Utwory Brakonieckiego pragną osiągnąć retoryczny wymiar spełnienia. Jednak zawsze spotykamy się tu z nienasyceniem, niedokończeniem, zawieszeniem pewnych pytań w próżni. Nie oznacza to, że są to wiersze niekompletne, wszak prowadzą do osiągnięcia „wewnętrznej epifanii”. Świat Brakonieckiego jest niezwykle skondensowany, by nie powiedzieć przesycony, i właśnie przez ten poetycki nadmiar powoduje rozproszenie myśli, prowokuje do stawiania pytań pobocznych i wielokrotnych dygresji.
Chiazmy to poezja bogata w poruszaną problematykę a jednocześnie niezwykle podatna na wszelkie interpretacje. Jest zbyt złożona, by mogła mieć tylko jedno objaśnienie. Brakoniecki pokazuje uniwersalny problem, ten, który pojawia się u Słowackiego w Anhellim, ten, którym zajmuje się Toni Morrison w swojej powieści Umiłowana i w końcu ten, który pojawia się w całej prozie tzw. poobozowej. Wiersze Brakonieckiego są bardzo podobne do tych, które pisał Różewicz tuż po wojnie, mam na myśli tomiki: Niepokój oraz Czerwona rękawiczka. Uderza nas ten sam nihilistyczny, częstokroć powtarzający się lament niewiary oraz bytowanie na krawędziach zwątpienia. Dostrzec można także podobieństwa w zakresie systematyzacji jego poezji a także wizji matki sprawującej pieczę nad literackim sacrum poety. Universum, cały wszechświat, ogromny zasób swoich myśli i emocji ukrywa artysta w rękach kobiety, która wydała go na świat: Cierpliwa twarz matki,/ kiedy po raz pierwszy / jej powiedziałeś,/ że nie wierzysz/ ani w Boga,/ ani w umysł,/ ani w historię./ A ona/ opowiedziała ci,/ jak zmówiła po polsku modlitwę/ i położyła się na piasku pustyni w Azji/ po morderczej pracy na plantacji bawełny (…).
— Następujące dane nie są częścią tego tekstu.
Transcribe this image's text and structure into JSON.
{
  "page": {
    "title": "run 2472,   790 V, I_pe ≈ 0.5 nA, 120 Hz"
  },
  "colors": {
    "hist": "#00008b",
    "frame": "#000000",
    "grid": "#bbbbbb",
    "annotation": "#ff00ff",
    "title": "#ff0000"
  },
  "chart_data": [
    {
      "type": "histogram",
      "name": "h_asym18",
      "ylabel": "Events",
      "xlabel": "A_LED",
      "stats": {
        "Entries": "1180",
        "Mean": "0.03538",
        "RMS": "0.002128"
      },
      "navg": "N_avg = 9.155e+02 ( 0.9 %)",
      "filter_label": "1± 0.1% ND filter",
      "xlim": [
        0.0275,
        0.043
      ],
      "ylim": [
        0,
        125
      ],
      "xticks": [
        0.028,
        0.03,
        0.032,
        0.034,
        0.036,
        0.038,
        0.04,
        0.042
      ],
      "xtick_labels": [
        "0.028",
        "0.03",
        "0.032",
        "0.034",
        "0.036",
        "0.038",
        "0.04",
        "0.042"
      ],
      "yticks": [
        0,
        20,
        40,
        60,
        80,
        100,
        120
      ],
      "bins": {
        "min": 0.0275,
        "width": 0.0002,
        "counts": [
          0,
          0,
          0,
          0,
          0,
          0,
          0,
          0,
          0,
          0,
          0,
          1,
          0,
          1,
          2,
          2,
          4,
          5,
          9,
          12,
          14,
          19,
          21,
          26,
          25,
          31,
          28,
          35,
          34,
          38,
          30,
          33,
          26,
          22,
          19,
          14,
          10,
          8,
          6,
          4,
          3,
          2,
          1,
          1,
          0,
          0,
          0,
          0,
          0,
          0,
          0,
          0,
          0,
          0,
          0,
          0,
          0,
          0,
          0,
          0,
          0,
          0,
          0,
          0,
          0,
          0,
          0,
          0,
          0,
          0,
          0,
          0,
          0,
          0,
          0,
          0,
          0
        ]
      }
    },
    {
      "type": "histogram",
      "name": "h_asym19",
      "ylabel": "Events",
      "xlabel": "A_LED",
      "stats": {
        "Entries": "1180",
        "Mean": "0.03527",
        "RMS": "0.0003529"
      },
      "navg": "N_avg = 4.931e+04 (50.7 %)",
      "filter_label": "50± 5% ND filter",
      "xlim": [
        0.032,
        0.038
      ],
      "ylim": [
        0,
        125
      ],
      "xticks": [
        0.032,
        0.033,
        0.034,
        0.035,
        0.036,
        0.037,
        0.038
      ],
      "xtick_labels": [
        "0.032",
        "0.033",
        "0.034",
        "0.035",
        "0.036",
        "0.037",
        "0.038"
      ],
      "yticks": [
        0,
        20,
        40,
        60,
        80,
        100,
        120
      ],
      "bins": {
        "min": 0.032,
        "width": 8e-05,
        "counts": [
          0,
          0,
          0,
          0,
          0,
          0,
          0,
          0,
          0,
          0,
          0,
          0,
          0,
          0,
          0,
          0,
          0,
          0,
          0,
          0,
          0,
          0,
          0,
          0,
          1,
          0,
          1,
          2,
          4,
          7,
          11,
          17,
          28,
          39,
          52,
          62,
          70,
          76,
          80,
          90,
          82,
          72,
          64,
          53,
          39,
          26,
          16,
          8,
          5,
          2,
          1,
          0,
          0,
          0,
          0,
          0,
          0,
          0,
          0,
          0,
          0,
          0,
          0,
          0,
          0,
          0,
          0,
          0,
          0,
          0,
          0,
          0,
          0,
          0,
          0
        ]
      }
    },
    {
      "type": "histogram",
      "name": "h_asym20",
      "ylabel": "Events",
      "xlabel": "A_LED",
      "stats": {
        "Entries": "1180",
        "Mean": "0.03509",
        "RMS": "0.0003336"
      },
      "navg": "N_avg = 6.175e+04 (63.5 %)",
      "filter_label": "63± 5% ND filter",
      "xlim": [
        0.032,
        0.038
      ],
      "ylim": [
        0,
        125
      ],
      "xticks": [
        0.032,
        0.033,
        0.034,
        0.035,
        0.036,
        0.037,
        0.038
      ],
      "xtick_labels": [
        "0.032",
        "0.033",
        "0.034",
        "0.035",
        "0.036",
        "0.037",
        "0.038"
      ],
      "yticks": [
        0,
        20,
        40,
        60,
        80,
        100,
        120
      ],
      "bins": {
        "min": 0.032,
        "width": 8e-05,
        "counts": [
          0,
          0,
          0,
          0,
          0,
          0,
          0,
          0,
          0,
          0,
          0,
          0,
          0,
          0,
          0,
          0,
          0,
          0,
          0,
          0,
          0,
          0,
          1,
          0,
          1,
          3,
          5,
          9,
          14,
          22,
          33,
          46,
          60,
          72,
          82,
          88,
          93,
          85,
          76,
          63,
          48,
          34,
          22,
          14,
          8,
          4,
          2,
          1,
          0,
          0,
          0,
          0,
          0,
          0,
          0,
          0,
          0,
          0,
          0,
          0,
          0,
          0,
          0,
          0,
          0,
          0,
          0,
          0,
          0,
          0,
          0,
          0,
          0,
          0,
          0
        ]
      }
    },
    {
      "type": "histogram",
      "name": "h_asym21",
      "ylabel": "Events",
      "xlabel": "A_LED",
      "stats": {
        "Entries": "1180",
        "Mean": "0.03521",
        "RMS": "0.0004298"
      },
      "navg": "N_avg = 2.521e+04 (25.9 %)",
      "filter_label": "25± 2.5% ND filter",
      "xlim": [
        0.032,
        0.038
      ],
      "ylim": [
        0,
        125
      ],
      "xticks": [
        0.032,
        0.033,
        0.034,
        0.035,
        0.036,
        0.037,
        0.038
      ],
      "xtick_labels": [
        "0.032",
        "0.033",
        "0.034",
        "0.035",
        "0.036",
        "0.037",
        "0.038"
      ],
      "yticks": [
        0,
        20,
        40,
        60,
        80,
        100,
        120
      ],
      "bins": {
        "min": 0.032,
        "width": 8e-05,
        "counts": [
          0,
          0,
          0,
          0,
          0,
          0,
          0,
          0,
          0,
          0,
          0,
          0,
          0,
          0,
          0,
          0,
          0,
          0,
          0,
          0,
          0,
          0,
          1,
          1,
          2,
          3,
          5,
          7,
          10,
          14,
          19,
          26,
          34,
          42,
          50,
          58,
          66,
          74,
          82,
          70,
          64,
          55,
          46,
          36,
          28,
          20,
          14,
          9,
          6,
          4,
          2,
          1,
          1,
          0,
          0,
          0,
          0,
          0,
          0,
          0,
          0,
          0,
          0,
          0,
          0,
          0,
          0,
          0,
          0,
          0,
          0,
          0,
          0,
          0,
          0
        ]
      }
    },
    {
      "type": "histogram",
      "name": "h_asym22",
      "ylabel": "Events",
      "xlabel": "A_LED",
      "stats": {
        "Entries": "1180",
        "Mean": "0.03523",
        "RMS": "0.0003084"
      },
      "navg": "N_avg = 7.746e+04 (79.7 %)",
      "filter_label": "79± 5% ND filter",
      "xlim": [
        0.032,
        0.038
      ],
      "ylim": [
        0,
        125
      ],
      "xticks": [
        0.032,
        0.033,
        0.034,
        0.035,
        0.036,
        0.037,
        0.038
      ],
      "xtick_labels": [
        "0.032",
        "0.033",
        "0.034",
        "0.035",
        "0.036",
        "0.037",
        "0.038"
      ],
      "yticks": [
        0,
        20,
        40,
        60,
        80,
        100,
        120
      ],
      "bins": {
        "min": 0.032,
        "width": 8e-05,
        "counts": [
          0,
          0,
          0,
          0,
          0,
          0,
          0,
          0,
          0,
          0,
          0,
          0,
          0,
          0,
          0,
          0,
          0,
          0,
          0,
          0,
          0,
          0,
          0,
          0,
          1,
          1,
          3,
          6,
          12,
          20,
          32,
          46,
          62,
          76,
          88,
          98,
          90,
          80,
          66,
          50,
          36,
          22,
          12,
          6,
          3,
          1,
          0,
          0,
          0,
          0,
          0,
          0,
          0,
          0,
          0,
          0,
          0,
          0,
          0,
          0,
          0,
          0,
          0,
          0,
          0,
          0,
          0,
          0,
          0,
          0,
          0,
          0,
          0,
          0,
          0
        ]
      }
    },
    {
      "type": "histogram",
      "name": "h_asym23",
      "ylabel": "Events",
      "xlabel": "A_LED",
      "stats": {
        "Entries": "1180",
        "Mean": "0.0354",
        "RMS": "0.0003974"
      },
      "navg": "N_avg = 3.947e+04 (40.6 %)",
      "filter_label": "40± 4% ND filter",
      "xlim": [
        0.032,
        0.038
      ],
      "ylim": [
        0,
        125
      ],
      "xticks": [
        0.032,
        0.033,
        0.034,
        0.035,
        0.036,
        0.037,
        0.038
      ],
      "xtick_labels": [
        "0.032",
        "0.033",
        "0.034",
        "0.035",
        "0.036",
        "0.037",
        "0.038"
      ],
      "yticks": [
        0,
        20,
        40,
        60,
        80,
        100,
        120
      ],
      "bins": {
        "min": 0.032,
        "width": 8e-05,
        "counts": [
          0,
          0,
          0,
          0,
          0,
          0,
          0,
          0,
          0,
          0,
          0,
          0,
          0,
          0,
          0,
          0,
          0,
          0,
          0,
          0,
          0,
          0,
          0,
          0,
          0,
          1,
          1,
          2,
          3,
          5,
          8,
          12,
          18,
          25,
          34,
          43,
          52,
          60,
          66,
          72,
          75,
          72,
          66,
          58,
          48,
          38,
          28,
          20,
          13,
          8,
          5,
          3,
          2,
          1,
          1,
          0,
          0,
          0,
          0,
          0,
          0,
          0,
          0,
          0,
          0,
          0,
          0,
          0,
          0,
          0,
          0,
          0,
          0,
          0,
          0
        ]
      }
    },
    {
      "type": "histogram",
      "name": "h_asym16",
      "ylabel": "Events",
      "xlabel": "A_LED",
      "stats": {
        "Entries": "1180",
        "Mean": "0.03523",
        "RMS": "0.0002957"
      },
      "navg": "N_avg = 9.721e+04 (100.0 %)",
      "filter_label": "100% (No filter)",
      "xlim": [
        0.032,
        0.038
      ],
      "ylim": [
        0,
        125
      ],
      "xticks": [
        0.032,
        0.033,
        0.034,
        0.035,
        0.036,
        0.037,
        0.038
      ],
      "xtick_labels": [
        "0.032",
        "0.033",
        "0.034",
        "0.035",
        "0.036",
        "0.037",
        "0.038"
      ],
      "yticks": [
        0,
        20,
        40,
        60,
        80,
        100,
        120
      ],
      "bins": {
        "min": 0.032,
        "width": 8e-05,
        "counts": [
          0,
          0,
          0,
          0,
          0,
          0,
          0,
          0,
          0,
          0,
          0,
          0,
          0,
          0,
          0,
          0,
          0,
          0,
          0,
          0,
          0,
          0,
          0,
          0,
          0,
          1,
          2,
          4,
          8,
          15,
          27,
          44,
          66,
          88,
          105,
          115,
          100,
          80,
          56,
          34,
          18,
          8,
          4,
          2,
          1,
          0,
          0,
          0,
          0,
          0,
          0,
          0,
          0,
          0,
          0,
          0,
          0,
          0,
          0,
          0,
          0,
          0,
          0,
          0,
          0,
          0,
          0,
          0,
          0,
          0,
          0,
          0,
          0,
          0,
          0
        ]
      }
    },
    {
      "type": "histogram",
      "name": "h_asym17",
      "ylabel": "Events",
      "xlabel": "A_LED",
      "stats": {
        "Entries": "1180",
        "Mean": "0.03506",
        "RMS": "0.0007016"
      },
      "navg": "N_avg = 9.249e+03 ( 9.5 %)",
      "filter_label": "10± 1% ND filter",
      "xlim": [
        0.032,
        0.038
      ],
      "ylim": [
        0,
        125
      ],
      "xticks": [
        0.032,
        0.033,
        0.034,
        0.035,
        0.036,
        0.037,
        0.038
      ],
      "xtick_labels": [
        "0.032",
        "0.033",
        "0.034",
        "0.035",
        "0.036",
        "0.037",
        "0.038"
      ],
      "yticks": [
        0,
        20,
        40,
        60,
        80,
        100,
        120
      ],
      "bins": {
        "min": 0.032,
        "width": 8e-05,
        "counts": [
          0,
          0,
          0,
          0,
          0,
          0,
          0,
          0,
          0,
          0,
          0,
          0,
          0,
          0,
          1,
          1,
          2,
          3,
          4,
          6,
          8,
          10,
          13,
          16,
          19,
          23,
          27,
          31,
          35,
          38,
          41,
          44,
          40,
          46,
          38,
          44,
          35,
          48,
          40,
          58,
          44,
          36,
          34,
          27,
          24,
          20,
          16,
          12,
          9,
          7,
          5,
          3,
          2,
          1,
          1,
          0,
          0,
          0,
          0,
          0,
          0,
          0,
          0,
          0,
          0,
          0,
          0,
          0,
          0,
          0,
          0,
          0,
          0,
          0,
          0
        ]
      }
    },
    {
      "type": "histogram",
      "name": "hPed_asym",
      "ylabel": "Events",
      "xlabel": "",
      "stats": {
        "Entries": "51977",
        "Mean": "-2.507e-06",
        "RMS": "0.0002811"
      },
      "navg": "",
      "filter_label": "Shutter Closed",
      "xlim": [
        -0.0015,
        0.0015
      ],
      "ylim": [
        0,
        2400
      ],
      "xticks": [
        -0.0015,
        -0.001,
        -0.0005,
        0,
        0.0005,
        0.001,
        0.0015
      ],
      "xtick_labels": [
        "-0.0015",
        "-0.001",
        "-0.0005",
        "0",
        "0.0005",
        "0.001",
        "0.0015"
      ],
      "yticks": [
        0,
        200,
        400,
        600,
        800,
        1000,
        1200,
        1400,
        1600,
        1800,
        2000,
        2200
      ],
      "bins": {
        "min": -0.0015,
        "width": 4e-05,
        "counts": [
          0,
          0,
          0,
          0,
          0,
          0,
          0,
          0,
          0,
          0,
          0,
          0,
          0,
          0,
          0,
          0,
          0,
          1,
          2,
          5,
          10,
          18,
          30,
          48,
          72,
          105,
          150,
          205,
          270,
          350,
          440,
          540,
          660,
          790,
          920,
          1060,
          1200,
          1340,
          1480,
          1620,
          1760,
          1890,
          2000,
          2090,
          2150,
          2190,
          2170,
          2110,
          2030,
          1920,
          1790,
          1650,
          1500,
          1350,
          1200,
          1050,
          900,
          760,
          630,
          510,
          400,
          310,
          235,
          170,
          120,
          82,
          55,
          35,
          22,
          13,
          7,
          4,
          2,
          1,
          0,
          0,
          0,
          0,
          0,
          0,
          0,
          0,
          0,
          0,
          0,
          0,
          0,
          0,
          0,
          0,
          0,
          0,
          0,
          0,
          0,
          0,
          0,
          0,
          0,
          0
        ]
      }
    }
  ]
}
Tak jak Różewicz w swoich lirykach, poeta tęskni za matką. Jestem martwy matką, pisze, Moja matka była Jezusem,/ który nie zmartwychwstał. W momencie, gdy człowiek postrzega swoją matkę, wtedy widzi wszystko, cały swój widnokrąg. Nie wymaga to zbytecznych słów. Brakoniecki kreuje w pewnych momentach przestrzeń przemilczenia. Milczy, ponieważ widział wiele, zauważał cierpienie i pomalutku pojmował istotę relacji międzyludzkich. Zobaczył bezduszność i pragnął ją ukoić, zrozumiał sens ziemskiej pokuty i starał się uzmysłowić ją innym. Poeta potrafił odczuć martwotę życia i pragnął się w niej pogrążyć, by wiedzieć, poznać, zrozumieć świat. To zanurzanie się w duchową nekrozę przychodziło samo. Nikt mu niczego nie narzucał, nikt nie kazał zatapiać się bardziej w tej studni. On sam szukał odpowiedniej nazwy dla stanu, w którym się nagle znalazł. Teraz już wie, czym jest prawdziwa rozpacz, czym są konwulsje sumienia, jakie są objawy napadającego człowieka lęku. Wystarczyło zobaczyć i poczuć, dotknąć bólu… Ale aby czytelnik nie popadł w prawdziwą depresję, Brakoniecki znajduje medykament. Dystans to sposób chwilowej ucieczki, odwieszenie na moment spraw niezwykle istotnych. W nim właśnie znajduje schronienie podmiot liryczny zbioru.
Brakoniecki stara się przemówić głosem wielu, Tadeusza Różewicza, Włodzimierza Odojewskiego, Adolfa Rudnickiego i tych, którzy po katastrofie ocaleli a teraz borykają się z przeszłością. Czyni to w sposób niezwykle sugestywny. Podobnie jak jego literaccy poprzednicy, posługuje się pewnymi formami obrazowania, na przykład epatowaniem brzydotą czy makabrą. Brakoniecki, tak jak niektórzy artyści, głównie przedstawiciel latynoamerykańskiego realizmu magicznego, Alejo Carpentier, uważa, że: Prawdziwe „ja” jest nierzeczywiste. Toteż bardzo ciężko jest odnaleźć język, aby to „ja” wyrazić. Brakoniecki prowadzi proces restytucji samego siebie w wymiarze nieco innym niż medyczny: Piszę w języku, który do mnie nie należy,/ a który mnie wymyśla (…) Język jest ocaleniem./ jest metafizyką mięsa.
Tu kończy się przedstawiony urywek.